Дольше всех держались огнебороды, огонь был частью их бытия. Каждый из этих дварфов прошел слияние с элементалем соответствующей стихии. Однако, и они, один за другим, опускались на пол, скованные оковами боли. Обсидиановая кожа, покрывавшая их тела, трескалась от малейшего движения, впрочем, тут же заживая. Сквозь нее прорывалась яркая субстанция, разогретая кровь, натекая в мелкие лужи под телами.

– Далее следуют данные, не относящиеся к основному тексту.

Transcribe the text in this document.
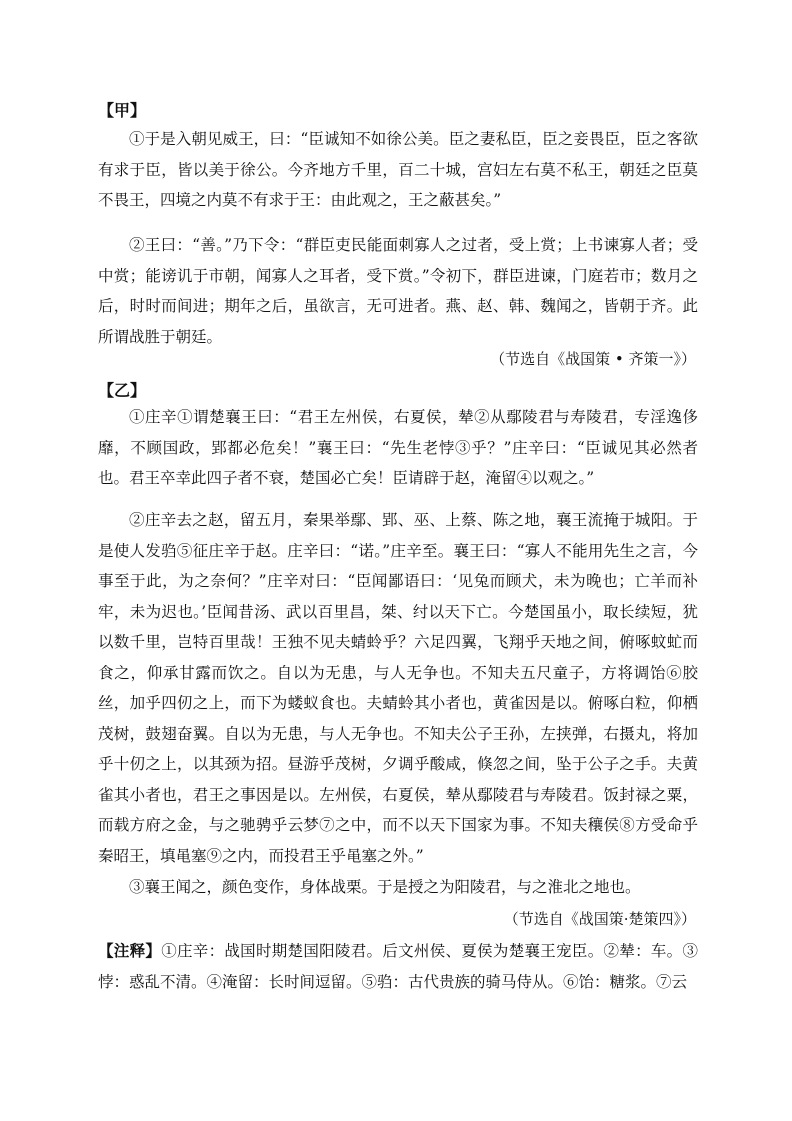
【甲】

①于是入朝见威王，曰：“臣诚知不如徐公美。臣之妻私臣，臣之妾畏臣，臣之客欲有求于臣，皆以美于徐公。今齐地方千里，百二十城，宫妇左右莫不私王，朝廷之臣莫不畏王，四境之内莫不有求于王：由此观之，王之蔽甚矣。”

②王曰：“善。”乃下令：“群臣吏民能面刺寡人之过者，受上赏；上书谏寡人者；受中赏；能谤讥于市朝，闻寡人之耳者，受下赏。”令初下，群臣进谏，门庭若市；数月之后，时时而间进；期年之后，虽欲言，无可进者。燕、赵、韩、魏闻之，皆朝于齐。此所谓战胜于朝廷。

（节选自《战国策 • 齐策一》）
【乙】

①庄辛①谓楚襄王曰：“君王左州侯，右夏侯，辇②从鄢陵君与寿陵君，专淫逸侈靡，不顾国政，郢都必危矣！”襄王曰：“先生老悖③乎？”庄辛曰：“臣诚见其必然者也。君王卒幸此四子者不衰，楚国必亡矣！臣请辟于赵，淹留④以观之。”

②庄辛去之赵，留五月，秦果举鄢、郢、巫、上蔡、陈之地，襄王流掩于城阳。于是使人发驺⑤征庄辛于赵。庄辛曰：“诺。”庄辛至。襄王曰：“寡人不能用先生之言，今事至于此，为之奈何？”庄辛对曰：“臣闻鄙语曰：‘见兔而顾犬，未为晚也；亡羊而补牢，未为迟也。’臣闻昔汤、武以百里昌，桀、纣以天下亡。今楚国虽小，取长续短，犹以数千里，岂特百里哉！王独不见夫蜻蛉乎？六足四翼，飞翔乎天地之间，俯啄蚊虻而食之，仰承甘露而饮之。自以为无患，与人无争也。不知夫五尺童子，方将调饴⑥胶丝，加乎四仞之上，而下为蝼蚁食也。夫蜻蛉其小者也，黄雀因是以。俯啄白粒，仰栖茂树，鼓翅奋翼。自以为无患，与人无争也。不知夫公子王孙，左挟弹，右摄丸，将加乎十仞之上，以其颈为招。昼游乎茂树，夕调乎酸咸，倏忽之间，坠于公子之手。夫黄雀其小者也，君王之事因是以。左州侯，右夏侯，辇从鄢陵君与寿陵君。饭封禄之粟，而载方府之金，与之驰骋乎云梦⑦之中，而不以天下国家为事。不知夫穰侯⑧方受命乎秦昭王，填黾塞⑨之内，而投君王乎黾塞之外。”

③襄王闻之，颜色变作，身体战栗。于是授之为阳陵君，与之淮北之地也。

（节选自《战国策·楚策四》）

【注释】①庄辛：战国时期楚国阳陵君。后文州侯、夏侯为楚襄王宠臣。②辇：车。③悖：惑乱不清。④淹留：长时间逗留。⑤驺：古代贵族的骑马侍从。⑥饴：糖浆。⑦云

«Это кара?» — мелькнула мысль в голове дварфа. — «Мы не справились»
…
Взгляд Алгалона был приковал к странному существу, состоящему из набора геометрических фигур. Его присутствие пробуждало в нем знакомое чувство, что он испытывал всякий раз, когда использовал Свет после посещения Азерота. Вот только, в этот раз оно не несло покоя, успокоения и надежды, ощущения внутренней твердости. Дракон реагировал на него с неистовой яростью, злостью.
Собственная сущность подталкивала владыку Цитадели поскорее искоренить источник угрозы… для супруги. Подсознание и предчувствие кричали, что ничего хорошего для нее от столь близкого нахождения возле непонятной сущности не будет.

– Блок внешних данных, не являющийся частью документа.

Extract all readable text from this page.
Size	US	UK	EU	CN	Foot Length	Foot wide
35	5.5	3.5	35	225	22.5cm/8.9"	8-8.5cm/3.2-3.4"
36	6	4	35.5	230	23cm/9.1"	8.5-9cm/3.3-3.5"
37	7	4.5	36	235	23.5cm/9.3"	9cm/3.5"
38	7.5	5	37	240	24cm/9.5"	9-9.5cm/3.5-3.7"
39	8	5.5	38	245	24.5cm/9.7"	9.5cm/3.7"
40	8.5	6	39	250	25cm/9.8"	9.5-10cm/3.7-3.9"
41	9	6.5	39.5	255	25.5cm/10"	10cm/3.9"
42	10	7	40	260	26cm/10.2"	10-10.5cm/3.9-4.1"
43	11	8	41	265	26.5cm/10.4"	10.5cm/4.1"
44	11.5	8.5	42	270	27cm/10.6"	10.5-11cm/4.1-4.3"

«Огонь Рейнхарта почти неощутим» — с трудом оторвав взгляд от созерцания того, кого все чувства окрестили врагом, эльф попытался сосредоточиться на друге. — «Его окутал Свет, он… недостижим для меня. Контроль сознания»

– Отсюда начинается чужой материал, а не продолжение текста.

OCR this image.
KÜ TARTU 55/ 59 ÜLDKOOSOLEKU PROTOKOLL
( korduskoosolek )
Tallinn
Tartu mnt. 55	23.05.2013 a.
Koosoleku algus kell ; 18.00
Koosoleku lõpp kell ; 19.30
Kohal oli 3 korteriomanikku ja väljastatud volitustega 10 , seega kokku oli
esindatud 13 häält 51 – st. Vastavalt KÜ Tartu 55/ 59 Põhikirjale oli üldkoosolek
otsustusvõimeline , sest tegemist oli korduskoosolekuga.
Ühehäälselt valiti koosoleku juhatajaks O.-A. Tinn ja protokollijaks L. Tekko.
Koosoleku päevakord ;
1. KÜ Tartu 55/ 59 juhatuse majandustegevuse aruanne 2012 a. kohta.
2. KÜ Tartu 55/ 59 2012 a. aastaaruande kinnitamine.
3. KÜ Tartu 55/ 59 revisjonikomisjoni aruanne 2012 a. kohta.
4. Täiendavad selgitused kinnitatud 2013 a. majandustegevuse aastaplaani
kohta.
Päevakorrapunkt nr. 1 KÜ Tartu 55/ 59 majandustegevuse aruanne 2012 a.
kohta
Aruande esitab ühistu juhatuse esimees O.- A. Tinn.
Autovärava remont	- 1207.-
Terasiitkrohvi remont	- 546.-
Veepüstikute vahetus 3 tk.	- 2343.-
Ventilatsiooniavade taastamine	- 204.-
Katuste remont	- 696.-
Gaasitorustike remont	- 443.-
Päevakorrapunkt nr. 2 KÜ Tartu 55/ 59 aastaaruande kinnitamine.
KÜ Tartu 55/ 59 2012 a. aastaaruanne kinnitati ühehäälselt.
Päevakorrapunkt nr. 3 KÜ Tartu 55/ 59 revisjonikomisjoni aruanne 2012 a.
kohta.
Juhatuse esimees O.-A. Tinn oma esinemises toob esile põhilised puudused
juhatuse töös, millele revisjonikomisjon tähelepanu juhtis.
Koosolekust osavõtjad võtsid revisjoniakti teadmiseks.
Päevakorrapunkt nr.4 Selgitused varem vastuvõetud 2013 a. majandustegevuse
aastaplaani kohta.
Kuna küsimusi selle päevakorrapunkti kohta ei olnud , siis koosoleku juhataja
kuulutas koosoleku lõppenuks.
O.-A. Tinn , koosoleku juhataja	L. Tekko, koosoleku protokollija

Приняв решение, Алгалон быстро осмотрел остальных собравшихся в зале. Неосознанно, он пытался делиться с ними своим даром, всей той мощью, что не мог использовать сам, не приняв драконью форму. Она их убивала. Сжигала почти не подверженных этой стихи.
Вскинув руку, владыка Цитадели потянулся к своей силе, попутно учась использовать ее по-новому. Сжав кулак, он сильно сузил узы, связавшие его с внутренними огнями членов стаи. Пламя опало с их тел, уйдя под доспехи, в саму плоть.
Его все еще было слишком много, и иногда язычки просачивались сквозь щели доспехов или обсидиановую кожу. Но, так они могли сражаться. Пламя перестало их убивать, подпитывая.
Глубоко дыша, омытые исцеляющей энергией, мастера клинка и огнебороды начали медленно подниматься на ноги.
— Отступите. — голос принадлежал сущности Света. Он будто бы рождался прямо в голове, ясный и отчетливый. — Я вижу благородство в ваших сердцах, не мешайте мне. Ее нужно очистить от зла, иначе оно переродится в нечто невообразимо ужасное.
Услышанное, вопреки вложенного в него смысла и надежд, заставило Алгалона с новой силой вцепиться в древко. Драконья половина не питала к странному существу ничего, кроме злобы и желания его уничтожить, дабы впредь не прикасался к матери стаи. И он был с ней полностью солидарен.
Мотивы сущности оставались неизвестны. А ее прямая принадлежность к Свету, противоположному Тьме Тиамат, только подкидывала дров в костер подозрений и опаски.
Владыка Цитадели вскинул верное копье, вместе с ним оружие подняли братья ордена. Погибель дрожала и рвалась в бой, резонируя с чувствами владельца. Воины изготовились к атаке.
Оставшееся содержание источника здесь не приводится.